In the meantime Angela decided to look into the Tavistock, talked to countless parents in a similar situation, and spoke to adults who had undergone full medical transition. The more she learned, the more concerned she became. Last December she joined the judicial review as a claimant, believing it was her best shot at restraining her daughter from a course of action she would live to regret.

Angela was later joined by a co-claimant, Keira Bell (pictured) who underwent testosterone therapy and later had a double mastectomy, after first seeing clinicians at the Tavistock

Angela was later joined by a co-claimant, Keira Bell (pictured) who underwent testosterone therapy and later had a double mastectomy, after first seeing clinicians at the Tavistock

She was later joined by a co-claimant, Keira Bell, now 23, who underwent testosterone therapy and later had a double mastectomy, after first seeing clinicians at the Tavistock who put her forward for puberty blockers aged 16.

Ms Bell deeply regrets her transition and has reverted to living as a woman. Angela said Ms Bell was proof the Tavistock’s clinicians can get it wrong about who will benefit from medical treatment.

She continued: ‘I did this to safeguard Kate’s long-term future. But it was also a question of medical ethics. There is an absolute crisis in a service that is supposed to be doing good, helping kids.’

The wider Tavistock and Portman NHS Foundation Trust, which treats children and adults with a broad range of mental-health problems, ‘has a world-renowned reputation for helping some significantly distressed people, through psychotherapeutic means’, she said. ‘And all of a sudden they are turning to drugs to “fix” people with gender dysphoria. To me, that seems to be a huge deviation from its underlying ethos.’
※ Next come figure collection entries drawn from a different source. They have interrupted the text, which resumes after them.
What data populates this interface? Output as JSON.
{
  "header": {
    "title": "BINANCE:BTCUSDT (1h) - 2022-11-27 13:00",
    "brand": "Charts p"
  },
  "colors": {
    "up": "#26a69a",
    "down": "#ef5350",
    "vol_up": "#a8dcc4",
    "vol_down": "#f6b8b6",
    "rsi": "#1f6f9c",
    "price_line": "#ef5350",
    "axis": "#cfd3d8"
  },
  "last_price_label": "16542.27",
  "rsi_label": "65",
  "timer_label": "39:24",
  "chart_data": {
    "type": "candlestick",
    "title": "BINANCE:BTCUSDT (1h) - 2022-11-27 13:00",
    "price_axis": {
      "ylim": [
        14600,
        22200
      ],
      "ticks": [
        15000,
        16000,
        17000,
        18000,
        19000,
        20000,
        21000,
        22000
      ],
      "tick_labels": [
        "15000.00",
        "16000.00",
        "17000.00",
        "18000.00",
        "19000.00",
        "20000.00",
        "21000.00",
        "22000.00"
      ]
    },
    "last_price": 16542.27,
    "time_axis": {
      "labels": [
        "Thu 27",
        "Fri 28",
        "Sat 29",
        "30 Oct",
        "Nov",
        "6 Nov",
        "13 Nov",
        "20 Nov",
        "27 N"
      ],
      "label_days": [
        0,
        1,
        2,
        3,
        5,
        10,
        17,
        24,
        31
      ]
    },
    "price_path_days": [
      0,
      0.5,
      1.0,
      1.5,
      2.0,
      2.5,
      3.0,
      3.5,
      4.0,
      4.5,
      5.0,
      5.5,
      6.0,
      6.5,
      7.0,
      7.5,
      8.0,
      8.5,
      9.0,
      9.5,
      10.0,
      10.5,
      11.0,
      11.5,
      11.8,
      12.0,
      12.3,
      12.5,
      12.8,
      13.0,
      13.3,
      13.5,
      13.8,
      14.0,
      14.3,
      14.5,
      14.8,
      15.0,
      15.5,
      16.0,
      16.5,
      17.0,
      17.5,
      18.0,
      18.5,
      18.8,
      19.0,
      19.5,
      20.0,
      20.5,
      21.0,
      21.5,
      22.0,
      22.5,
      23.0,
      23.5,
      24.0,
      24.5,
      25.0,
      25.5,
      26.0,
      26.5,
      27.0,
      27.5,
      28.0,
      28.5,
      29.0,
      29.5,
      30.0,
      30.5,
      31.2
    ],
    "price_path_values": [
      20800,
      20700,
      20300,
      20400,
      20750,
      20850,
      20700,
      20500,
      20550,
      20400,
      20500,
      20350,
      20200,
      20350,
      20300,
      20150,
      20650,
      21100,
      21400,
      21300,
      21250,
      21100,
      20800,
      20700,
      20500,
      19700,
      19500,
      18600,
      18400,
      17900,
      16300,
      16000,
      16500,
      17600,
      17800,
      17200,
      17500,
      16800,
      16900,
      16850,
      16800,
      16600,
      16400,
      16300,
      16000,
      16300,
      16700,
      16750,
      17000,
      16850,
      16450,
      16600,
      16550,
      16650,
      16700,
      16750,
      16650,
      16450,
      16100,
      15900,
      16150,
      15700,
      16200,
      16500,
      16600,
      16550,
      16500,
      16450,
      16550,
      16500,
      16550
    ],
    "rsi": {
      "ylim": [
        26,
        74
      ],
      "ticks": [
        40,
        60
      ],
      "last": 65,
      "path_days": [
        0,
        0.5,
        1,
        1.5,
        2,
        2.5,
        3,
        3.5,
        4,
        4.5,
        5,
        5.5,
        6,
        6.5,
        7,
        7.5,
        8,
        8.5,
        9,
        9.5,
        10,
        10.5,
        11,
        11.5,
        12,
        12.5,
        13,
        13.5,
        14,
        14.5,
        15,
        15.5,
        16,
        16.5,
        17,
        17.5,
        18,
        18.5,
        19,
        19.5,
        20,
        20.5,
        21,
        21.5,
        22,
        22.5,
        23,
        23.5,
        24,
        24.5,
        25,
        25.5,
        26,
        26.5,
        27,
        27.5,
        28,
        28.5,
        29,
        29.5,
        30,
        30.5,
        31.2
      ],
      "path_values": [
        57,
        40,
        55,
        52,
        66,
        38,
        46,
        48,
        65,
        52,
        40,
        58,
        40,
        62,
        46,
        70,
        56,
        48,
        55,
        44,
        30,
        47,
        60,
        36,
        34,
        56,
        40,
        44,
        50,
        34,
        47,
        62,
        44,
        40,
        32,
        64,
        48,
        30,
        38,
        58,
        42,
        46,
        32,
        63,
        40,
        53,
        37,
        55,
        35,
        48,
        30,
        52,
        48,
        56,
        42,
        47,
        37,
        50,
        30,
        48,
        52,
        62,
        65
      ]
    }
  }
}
In their ruling, the judges repeatedly expressed their ‘surprise’ at the GIDS’s lack of data on patients and what happened to them, and described their use of puberty blockers as ‘experimental’.

In one instance, after asking for figures on the proportion of patients approved for puberty blockers who had autism or another mental health diagnosis, the court was told such data was not available.

The judges wrote: ‘Again, we found this lack of data analysis – and the apparent lack of investigation of the issue – surprising.’

An official Tavistock report, revealed by The Mail on Sunday in 2018, found 35 per cent of patients referred to them had ‘moderate to severe autistic traits’ – compared to just one in 100 of the general population. At the time, the Tavistock downplayed its significance.

Angela said: ‘The judges highlighted what I’d call a lack of clinical curiosity. If you look at any other area of medicine, auditing your patients and what you do to them is drummed into doctors. “Who exactly are we treating? What are we doing to them, and why, and where is the evidence it works?” ’

This ‘lack of basic data’, she said, ‘does cast doubt on whether it’s a service that’s fit for purpose’.

She hoped the ruling would encourage staff to open up the conversation. ‘I’m hoping it will mean they are more able to listen to parents who say, “There’s more to my child’s issues than innate gender identity – there are more factors at play here.” They should listen to such parents, without dismissing them as unaccepting, bigoted, transphobic.’

Angela repeated that she would support Kate if she still wanted to transition at 18 – and hoped by that time her daughter would have the maturity to make ‘an objective rather than an emotional or impulsive decision’.‘I’d like her to say, “I need to make sure I’m doing this for the right reasons.” Not to please me, but for herself. Because I’ve spoken to trans adults and they say, “Transition is brutal.” Those are their words. Transition won’t negate the fact she’s autistic, or get rid of her other problems. It’s not a panacea.’

A Tavistock spokesman said: ‘GIDS is a safe and thoughtful service where psycho-social exploration of gender identity development with young people and their families is the main intervention.

‘Only a minority of patients – 16 per cent of those discharged in 2019/20 – go on to a physical intervention pathway and the service always seeks to work with the support of parents and carers where such a path is considered.’